Considerada a mandante, Adriana nunca foi condenada. Já os três assassinos, Leonardo Campos Alves, Francisco Mairlon e Paulo Cardoso Santana estão presos na Papuda. As penas dos três somam 177 anos. Os desdobramentos do crime tiveram uma trajetória novelesca, com a imposição de inúmeros recursos legais.

O ministro relator Sebastião Alves dos Reis pediu vista do processo após a defesa pedir a anulação do processo e a extinção da sentença. Se o STJ acatar o pedido, Adriana Vilela escapará do júri popular e o processo poderá ser encerrado.

Adriana é acusada de mandar matar o pai, a mãe e a empregada num apartamento no Bloco C da 113 Sul, no Plano Piloto (DF).
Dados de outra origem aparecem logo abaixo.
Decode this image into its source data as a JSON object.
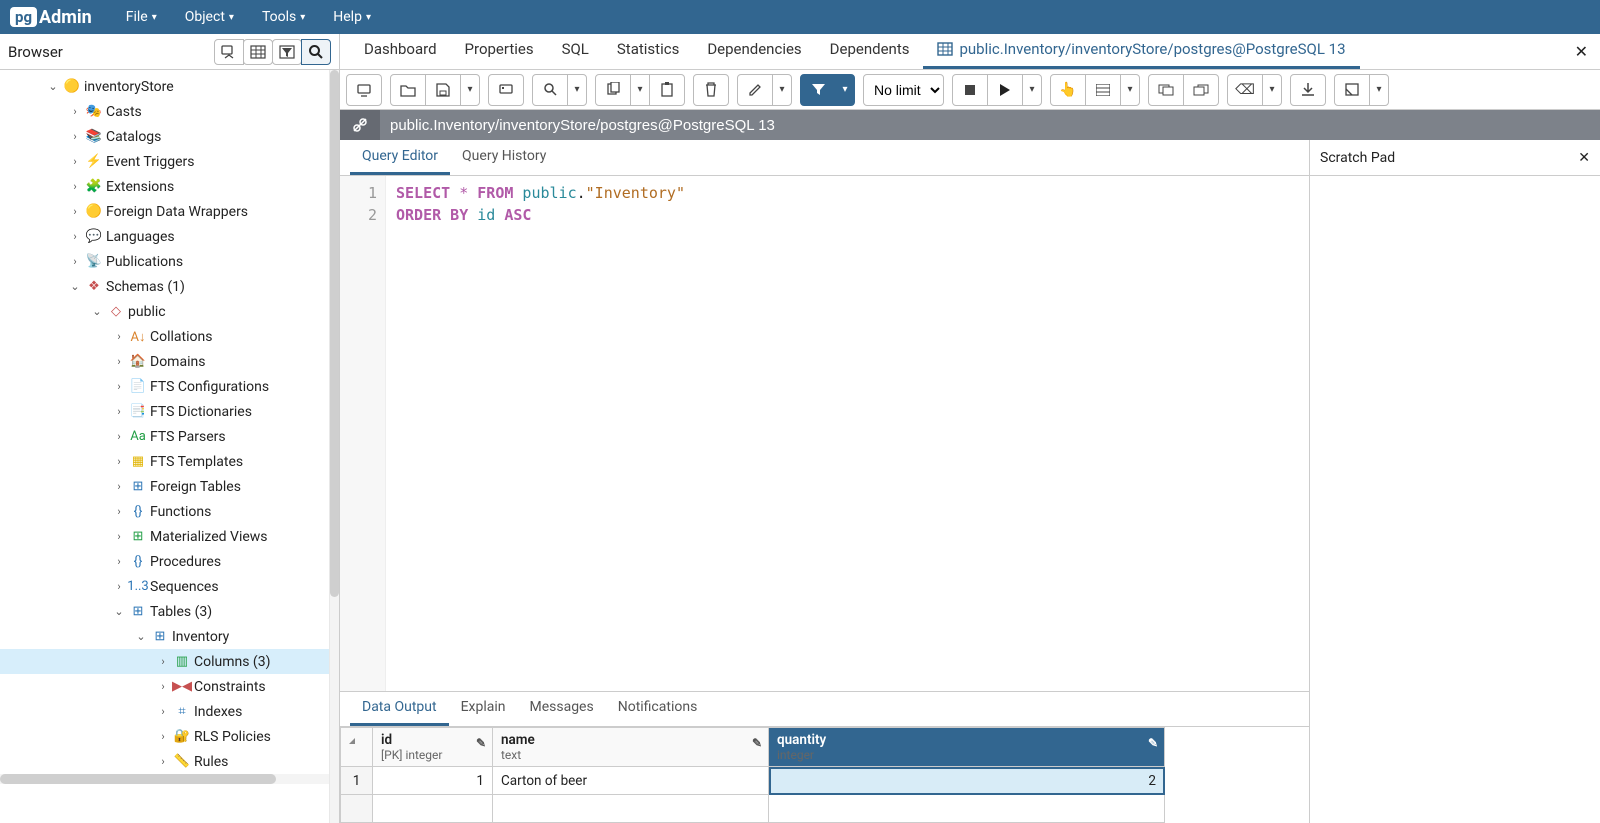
{
  "menubar": {
    "logo_pg": "pg",
    "logo_admin": "Admin",
    "items": [
      "File",
      "Object",
      "Tools",
      "Help"
    ]
  },
  "browser": {
    "title": "Browser",
    "tree": [
      {
        "level": 2,
        "expanded": true,
        "collapsible": true,
        "icon": "🟡",
        "iconClass": "yellow-ico",
        "label": "inventoryStore"
      },
      {
        "level": 3,
        "expanded": false,
        "collapsible": true,
        "icon": "🎭",
        "iconClass": "blue-ico",
        "label": "Casts"
      },
      {
        "level": 3,
        "expanded": false,
        "collapsible": true,
        "icon": "📚",
        "iconClass": "blue-ico",
        "label": "Catalogs"
      },
      {
        "level": 3,
        "expanded": false,
        "collapsible": true,
        "icon": "⚡",
        "iconClass": "blue-ico",
        "label": "Event Triggers"
      },
      {
        "level": 3,
        "expanded": false,
        "collapsible": true,
        "icon": "🧩",
        "iconClass": "green-ico",
        "label": "Extensions"
      },
      {
        "level": 3,
        "expanded": false,
        "collapsible": true,
        "icon": "🟡",
        "iconClass": "yellow-ico",
        "label": "Foreign Data Wrappers"
      },
      {
        "level": 3,
        "expanded": false,
        "collapsible": true,
        "icon": "💬",
        "iconClass": "yellow-ico",
        "label": "Languages"
      },
      {
        "level": 3,
        "expanded": false,
        "collapsible": true,
        "icon": "📡",
        "iconClass": "blue-ico",
        "label": "Publications"
      },
      {
        "level": 3,
        "expanded": true,
        "collapsible": true,
        "icon": "❖",
        "iconClass": "red-ico",
        "label": "Schemas (1)"
      },
      {
        "level": 4,
        "expanded": true,
        "collapsible": true,
        "icon": "◇",
        "iconClass": "red-ico",
        "label": "public"
      },
      {
        "level": 5,
        "expanded": false,
        "collapsible": true,
        "icon": "A↓",
        "iconClass": "orange-ico",
        "label": "Collations"
      },
      {
        "level": 5,
        "expanded": false,
        "collapsible": true,
        "icon": "🏠",
        "iconClass": "orange-ico",
        "label": "Domains"
      },
      {
        "level": 5,
        "expanded": false,
        "collapsible": true,
        "icon": "📄",
        "iconClass": "",
        "label": "FTS Configurations"
      },
      {
        "level": 5,
        "expanded": false,
        "collapsible": true,
        "icon": "📑",
        "iconClass": "blue-ico",
        "label": "FTS Dictionaries"
      },
      {
        "level": 5,
        "expanded": false,
        "collapsible": true,
        "icon": "Aa",
        "iconClass": "green-ico",
        "label": "FTS Parsers"
      },
      {
        "level": 5,
        "expanded": false,
        "collapsible": true,
        "icon": "▦",
        "iconClass": "yellow-ico",
        "label": "FTS Templates"
      },
      {
        "level": 5,
        "expanded": false,
        "collapsible": true,
        "icon": "⊞",
        "iconClass": "blue-ico",
        "label": "Foreign Tables"
      },
      {
        "level": 5,
        "expanded": false,
        "collapsible": true,
        "icon": "{}",
        "iconClass": "blue-ico",
        "label": "Functions"
      },
      {
        "level": 5,
        "expanded": false,
        "collapsible": true,
        "icon": "⊞",
        "iconClass": "green-ico",
        "label": "Materialized Views"
      },
      {
        "level": 5,
        "expanded": false,
        "collapsible": true,
        "icon": "{}",
        "iconClass": "blue-ico",
        "label": "Procedures"
      },
      {
        "level": 5,
        "expanded": false,
        "collapsible": true,
        "icon": "1..3",
        "iconClass": "blue-ico",
        "label": "Sequences"
      },
      {
        "level": 5,
        "expanded": true,
        "collapsible": true,
        "icon": "⊞",
        "iconClass": "blue-ico",
        "label": "Tables (3)"
      },
      {
        "level": 6,
        "expanded": true,
        "collapsible": true,
        "icon": "⊞",
        "iconClass": "blue-ico",
        "label": "Inventory"
      },
      {
        "level": 7,
        "expanded": false,
        "collapsible": true,
        "icon": "▥",
        "iconClass": "green-ico",
        "label": "Columns (3)",
        "selected": true
      },
      {
        "level": 7,
        "expanded": false,
        "collapsible": true,
        "icon": "▶◀",
        "iconClass": "red-ico",
        "label": "Constraints"
      },
      {
        "level": 7,
        "expanded": false,
        "collapsible": true,
        "icon": "⌗",
        "iconClass": "blue-ico",
        "label": "Indexes"
      },
      {
        "level": 7,
        "expanded": false,
        "collapsible": true,
        "icon": "🔐",
        "iconClass": "green-ico",
        "label": "RLS Policies"
      },
      {
        "level": 7,
        "expanded": false,
        "collapsible": true,
        "icon": "📏",
        "iconClass": "yellow-ico",
        "label": "Rules"
      }
    ]
  },
  "main_tabs": {
    "items": [
      "Dashboard",
      "Properties",
      "SQL",
      "Statistics",
      "Dependencies",
      "Dependents"
    ],
    "active_title": "public.Inventory/inventoryStore/postgres@PostgreSQL 13"
  },
  "toolbar": {
    "limit": "No limit"
  },
  "pathbar": {
    "text": "public.Inventory/inventoryStore/postgres@PostgreSQL 13"
  },
  "editor": {
    "tabs": [
      "Query Editor",
      "Query History"
    ],
    "active_tab": 0,
    "line_numbers": [
      "1",
      "2"
    ],
    "line1": {
      "a": "SELECT",
      "b": " * ",
      "c": "FROM",
      "d": " public",
      "e": ".",
      "f": "\"Inventory\""
    },
    "line2": {
      "a": "ORDER BY",
      "b": " id ",
      "c": "ASC"
    }
  },
  "output": {
    "tabs": [
      "Data Output",
      "Explain",
      "Messages",
      "Notifications"
    ],
    "active_tab": 0,
    "columns": [
      {
        "name": "id",
        "type": "[PK] integer",
        "width": "col-id",
        "editable": true
      },
      {
        "name": "name",
        "type": "text",
        "width": "col-name",
        "editable": true
      },
      {
        "name": "quantity",
        "type": "integer",
        "width": "col-qty",
        "editable": true,
        "selected": true
      }
    ],
    "rows": [
      {
        "num": "1",
        "id": "1",
        "name": "Carton of beer",
        "quantity": "2"
      }
    ]
  },
  "scratch": {
    "title": "Scratch Pad"
  }
}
Ela seria a mandante dos assassinatos para ficar com a herança dos pais. José Guilherme Vilela foi ministro do Tribunal Superior Eleitoral e na época tinha 73 anos. A mãe, Maria Carvalho, tinha 69, e a empregada, Francisca Nascimento da Silva, 58 anos.
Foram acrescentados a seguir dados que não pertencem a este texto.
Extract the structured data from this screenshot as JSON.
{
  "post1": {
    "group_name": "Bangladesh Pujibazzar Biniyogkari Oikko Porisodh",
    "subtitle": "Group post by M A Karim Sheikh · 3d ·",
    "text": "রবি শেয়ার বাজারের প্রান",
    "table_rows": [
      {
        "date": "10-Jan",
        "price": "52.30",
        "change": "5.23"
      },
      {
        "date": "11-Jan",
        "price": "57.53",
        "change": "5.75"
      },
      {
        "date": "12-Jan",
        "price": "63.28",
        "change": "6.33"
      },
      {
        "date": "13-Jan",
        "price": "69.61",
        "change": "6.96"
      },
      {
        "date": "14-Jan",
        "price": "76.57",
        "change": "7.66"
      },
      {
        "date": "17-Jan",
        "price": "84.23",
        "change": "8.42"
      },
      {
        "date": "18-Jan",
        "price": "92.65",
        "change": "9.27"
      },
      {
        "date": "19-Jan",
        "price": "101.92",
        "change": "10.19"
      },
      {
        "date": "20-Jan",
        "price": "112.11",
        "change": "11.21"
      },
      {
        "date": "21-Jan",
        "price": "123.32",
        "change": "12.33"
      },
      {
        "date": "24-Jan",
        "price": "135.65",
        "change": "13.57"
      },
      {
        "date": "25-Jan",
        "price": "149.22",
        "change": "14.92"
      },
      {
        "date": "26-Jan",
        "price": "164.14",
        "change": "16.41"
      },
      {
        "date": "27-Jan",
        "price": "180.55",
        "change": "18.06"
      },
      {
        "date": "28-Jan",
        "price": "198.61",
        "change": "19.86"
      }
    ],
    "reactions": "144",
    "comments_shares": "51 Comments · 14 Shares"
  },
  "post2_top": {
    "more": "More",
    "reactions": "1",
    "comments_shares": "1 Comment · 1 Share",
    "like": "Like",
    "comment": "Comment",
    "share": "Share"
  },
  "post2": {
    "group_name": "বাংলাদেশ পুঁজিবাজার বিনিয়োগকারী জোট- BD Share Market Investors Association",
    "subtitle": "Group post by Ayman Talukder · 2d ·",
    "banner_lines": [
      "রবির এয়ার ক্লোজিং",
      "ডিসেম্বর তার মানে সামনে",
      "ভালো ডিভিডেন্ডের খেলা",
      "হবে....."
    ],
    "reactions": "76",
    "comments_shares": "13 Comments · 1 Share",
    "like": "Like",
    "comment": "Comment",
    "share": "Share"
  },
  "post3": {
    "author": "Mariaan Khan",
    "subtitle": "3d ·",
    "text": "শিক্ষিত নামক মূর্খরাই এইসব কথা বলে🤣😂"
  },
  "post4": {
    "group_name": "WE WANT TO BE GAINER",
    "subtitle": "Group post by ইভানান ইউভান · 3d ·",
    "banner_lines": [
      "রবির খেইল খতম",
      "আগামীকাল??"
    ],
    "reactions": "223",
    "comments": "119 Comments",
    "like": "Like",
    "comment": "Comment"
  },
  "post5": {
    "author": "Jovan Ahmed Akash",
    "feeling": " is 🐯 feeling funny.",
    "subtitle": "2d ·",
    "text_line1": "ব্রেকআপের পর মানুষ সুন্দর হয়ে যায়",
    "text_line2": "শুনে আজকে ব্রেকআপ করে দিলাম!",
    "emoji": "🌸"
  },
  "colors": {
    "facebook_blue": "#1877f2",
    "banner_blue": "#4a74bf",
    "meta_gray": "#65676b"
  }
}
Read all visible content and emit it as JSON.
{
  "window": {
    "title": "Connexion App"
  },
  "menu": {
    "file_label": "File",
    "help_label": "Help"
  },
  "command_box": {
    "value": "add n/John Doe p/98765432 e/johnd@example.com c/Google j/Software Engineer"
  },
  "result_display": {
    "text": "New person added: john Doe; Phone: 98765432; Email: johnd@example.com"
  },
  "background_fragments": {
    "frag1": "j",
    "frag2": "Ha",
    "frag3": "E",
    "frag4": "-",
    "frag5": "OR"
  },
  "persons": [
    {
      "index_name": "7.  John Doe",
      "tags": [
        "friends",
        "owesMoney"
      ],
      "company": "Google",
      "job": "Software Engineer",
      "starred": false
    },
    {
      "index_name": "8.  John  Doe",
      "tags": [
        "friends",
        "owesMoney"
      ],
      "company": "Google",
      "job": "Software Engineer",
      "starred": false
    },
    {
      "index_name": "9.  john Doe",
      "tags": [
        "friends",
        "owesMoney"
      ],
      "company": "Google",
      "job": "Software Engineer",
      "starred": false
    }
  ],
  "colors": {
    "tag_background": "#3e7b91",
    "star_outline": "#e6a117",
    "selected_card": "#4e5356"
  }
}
Nas investigações, o caso teve desdobramentos surpreendentes. Um policial responsável pelo caso foi acusado de atrapalhar as investigações. Depois, uma força-tarefa da Polícia Civil deteve a própria Adriana, o policial civil José Augusto Alves e Guiomar Barbosa da Cunha, ex-empregada da família. Também foram presos a paranormal Rosa Maria Jaques e seu marido, João Tocchetto, todos acusados de dificultar o trabalho policial.

A suposta criminosa está muito bem assistida por advogados desde o princípio. Entre os profissionais que atuaram ou atuam no processo, estão Antônio Carlos de Almeida Castro, o Kakay. Em agosto de 2017, ele garantiu que não recebia honorários. “Eu nem cobrei esse caso, fiz a pedido dos amigos do Zé (José) Guilherme, que são os ministros Sepal Pertence (refere-se a Sepúlveda Pertence), ministro Eduardo Ribeiro, ministro Pedro Gordilho e outros amigos”.